Pride blazed anew in Angar's chest, almost enough to dwarf the agony of his broken body and ruined face.
Once again, he had defied the impossible.
Blood dripped as he scanned around with his cybernetic eye, pooling on the scarred earth.
Azgoth staggered twenty meters away, his piston-fist and tentacle-limb clutching his grotesque head in a vise of torment, his cyclopean eye flickering wildly as Spirit's power surged through his mind like a Divine scourge, an agonized scream tearing from his mouthless maw, a wail of unholy anguish.
The Layfolk and their children fled in terror, fading into the distance or vanishing in the roar of escaping vehicles.
Some fools took shelter in buildings, a few into the prefab church, which had a vault, but it'd be useless against a Nofelim. Angar prayed Azgoth had no way to sense the living.
He had sparred with Saint Thryna many times during the voyage from Lerig Imperial Megastation to Tribute. She had restrained her might greatly, as she'd shatter his armor or cause him too much injury.
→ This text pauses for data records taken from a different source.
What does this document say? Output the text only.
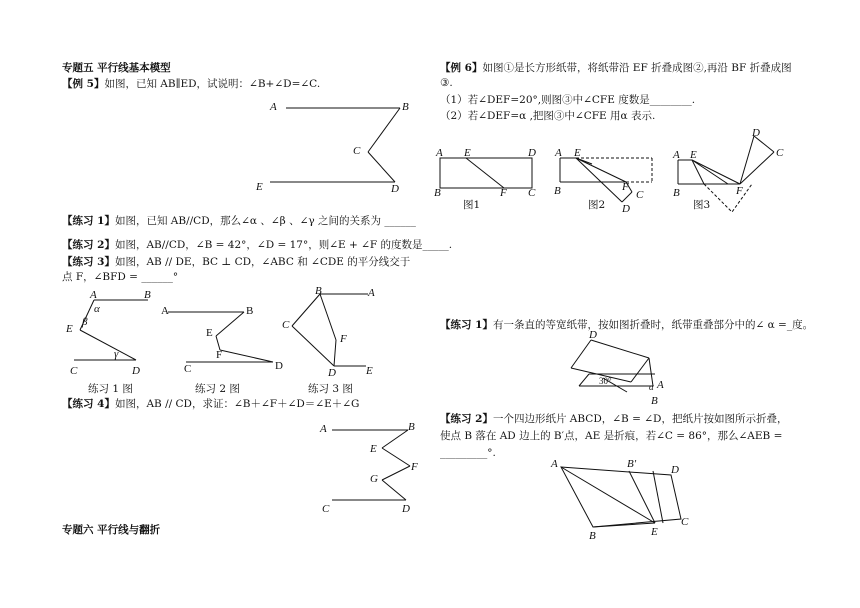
专题五 平行线基本模型
【例 5】如图，已知 AB∥ED，试说明：∠B+∠D=∠C.
A	B
C
E	D
【练习 1】如图，已知 AB//CD，那么∠α 、∠β 、∠γ 之间的关系为 ______
【练习 2】如图，AB//CD，∠B = 42°，∠D = 17°，则∠E + ∠F 的度数是_____.
【练习 3】如图，AB // DE，BC ⊥ CD，∠ABC 和 ∠CDE 的平分线交于
点 F，∠BFD = ______°
A	B
α
β
E
γ
C	D
A	B
E
F
C	D
B	A
C
F
D	E
练习 1 图	练习 2 图	练习 3 图
【练习 4】如图，AB // CD，求证：∠B＋∠F＋∠D＝∠E＋∠G
A	B
E
F
G
C	D
专题六 平行线与翻折
【例 6】如图①是长方形纸带，将纸带沿 EF 折叠成图②,再沿 BF 折叠成图
③.
（1）若∠DEF=20°,则图③中∠CFE 度数是________.
（2）若∠DEF=α ,把图③中∠CFE 用α 表示.
A E	D
B	F C
图1
A E
B	F
C
D
图2
A E
D
C
B	F
图3
【练习 1】有一条直的等宽纸带，按如图折叠时，纸带重叠部分中的∠ α =_度。
D
30°
α A
B
【练习 2】一个四边形纸片 ABCD，∠B = ∠D，把纸片按如图所示折叠，
使点 B 落在 AD 边上的 B′点，AE 是折痕，若∠C = 86°，那么∠AEB =
_________°.
A	B′	D
C
E
B
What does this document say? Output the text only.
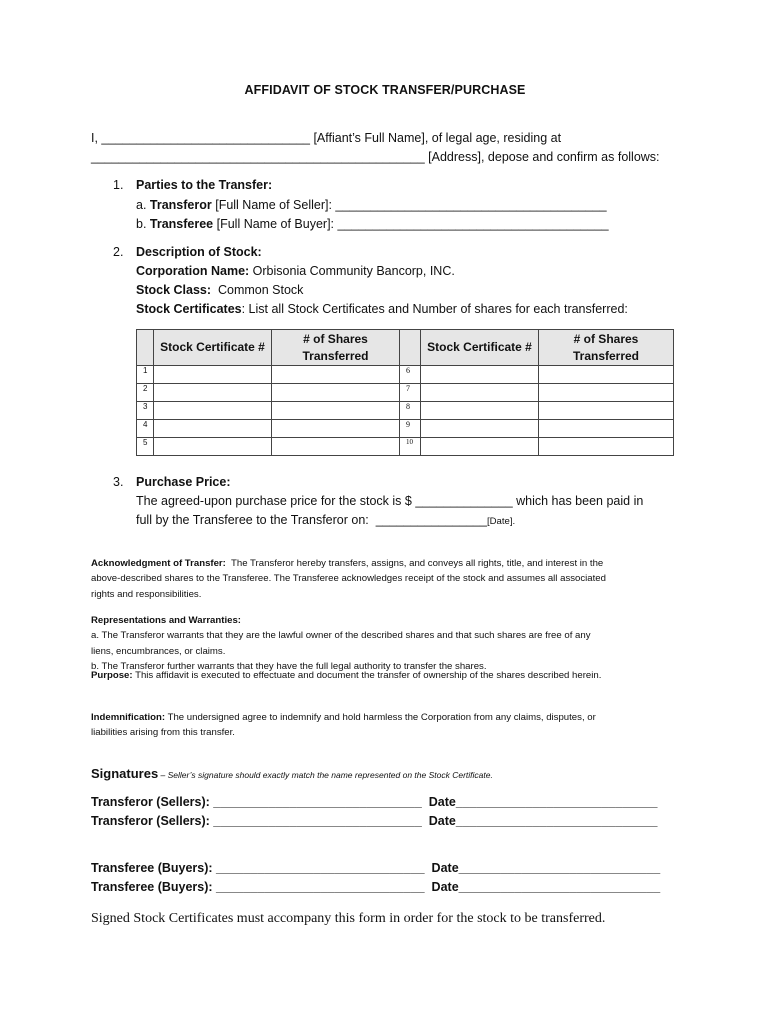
AFFIDAVIT OF STOCK TRANSFER/PURCHASE
I, ______________________________ [Affiant’s Full Name], of legal age, residing at
________________________________________________ [Address], depose and confirm as follows:
1. Parties to the Transfer:
a. Transferor [Full Name of Seller]: _______________________________________
b. Transferee [Full Name of Buyer]: _______________________________________
2. Description of Stock:
Corporation Name: Orbisonia Community Bancorp, INC.
Stock Class:  Common Stock
Stock Certificates: List all Stock Certificates and Number of shares for each transferred:
	Stock Certificate #	# of Shares Transferred		Stock Certificate #	# of Shares Transferred
1			6		
2			7		
3			8		
4			9		
5			10		
3. Purchase Price:
The agreed-upon purchase price for the stock is $ ______________ which has been paid in
full by the Transferee to the Transferor on:  ________________[Date].

Acknowledgment of Transfer:  The Transferor hereby transfers, assigns, and conveys all rights, title, and interest in the
above-described shares to the Transferee. The Transferee acknowledges receipt of the stock and assumes all associated
rights and responsibilities.

Representations and Warranties:
a. The Transferor warrants that they are the lawful owner of the described shares and that such shares are free of any
liens, encumbrances, or claims.
b. The Transferor further warrants that they have the full legal authority to transfer the shares.
Purpose: This affidavit is executed to effectuate and document the transfer of ownership of the shares described herein.

Indemnification: The undersigned agree to indemnify and hold harmless the Corporation from any claims, disputes, or
liabilities arising from this transfer.
Signatures – Seller’s signature should exactly match the name represented on the Stock Certificate.
Transferor (Sellers): ______________________________  Date_____________________________
Transferor (Sellers): ______________________________  Date_____________________________
Transferee (Buyers): ______________________________  Date_____________________________
Transferee (Buyers): ______________________________  Date_____________________________
Signed Stock Certificates must accompany this form in order for the stock to be transferred.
Angar witnessed her facing this Fallen in battle, her full wrath unleashed. She'd told him that she could never defeat Azgoth, not without employing some very expensive tricks.
Nofelim weren't easy to kill.
If she couldn't triumph, what hope had Angar? None. Only death awaited him, a certainty as cold as the void.
But the plan had worked. Spirit had succeeded, her mind assault buying time for the Layfolk to flee. She'd done her part.
Angar, too, had already done his.
What came next was the icing on the cake, his gift to a thirsty Lord.
He'd gotten two hits in. He'd see if he could get in a few more.
As his harness hadn't pulsed with warm healing, and Holy Theosis hadn't sent him a message about the arch-druden, combat was considered ongoing.
Spirit had warned him that gazing at Azgoth while having malicious intent would break her hold early, so he kept his eye on the ground.
He snatched up his System reward, a token tucked into his pouch. It was a fantastic prize, but no help to him now, even if he wouldn't be dead soon.
Ignoring the searing pain in his ruined face and the grinding torment of his mangled arm, Angar retrieved his maul from the rocky ground near Azgoth and the Thrall's corpse.
Each step was agony, but he moved with purpose, circling behind the Nofelim, slipping around the corner of the construction workers' empty barracks.
The shattered cheekbone and jaw throbbed with excruciating pain, clouding his thoughts. His ruptured abdomen burned as it leaked life, a certainty of grievous internal wounds. He did what he could with one arm and a medkit, which wasn't much.
Azgoth still screamed, so he checked his Resilience. The modified total had disappeared, his broken armor not providing as much Resilience as it would whole.
Just as he prayed every day, working to shore up his core, he also practiced his psychic power. He'd stop before Resilience dipped below 100, as it'd crawl back to full by the next morning.
So far during this battle, his Resilience was gnawed down to 89. The lower it got, the weaker and the more susceptible to the Nofelim's corruption he'd become.
Spirit wouldn't be back. She'd used all her local energy on that mind assault, probably disappearing in a radiant cascade of shattered essence, as she had last time against the Homunculus.
Angar broke off some of the jagged pieces of his helmet that kept biting into his skin. Then there was nothing to do but wait for Azgoth's agonized screams to end, buying as much time as possible for the fleeing innocents.
He squared his shoulders, his hand tightening on the hammer's haft, causing the head's runes to glow dimly.
His end awaited.
Let his death come. He'd meet it with his head held high, standing as a bulwark, fulfilling his oath, his pride swollen, his legacy unbroken, his last breath a glorious tribute, a testament of righteous fury that'd sound right to Heaven's gate.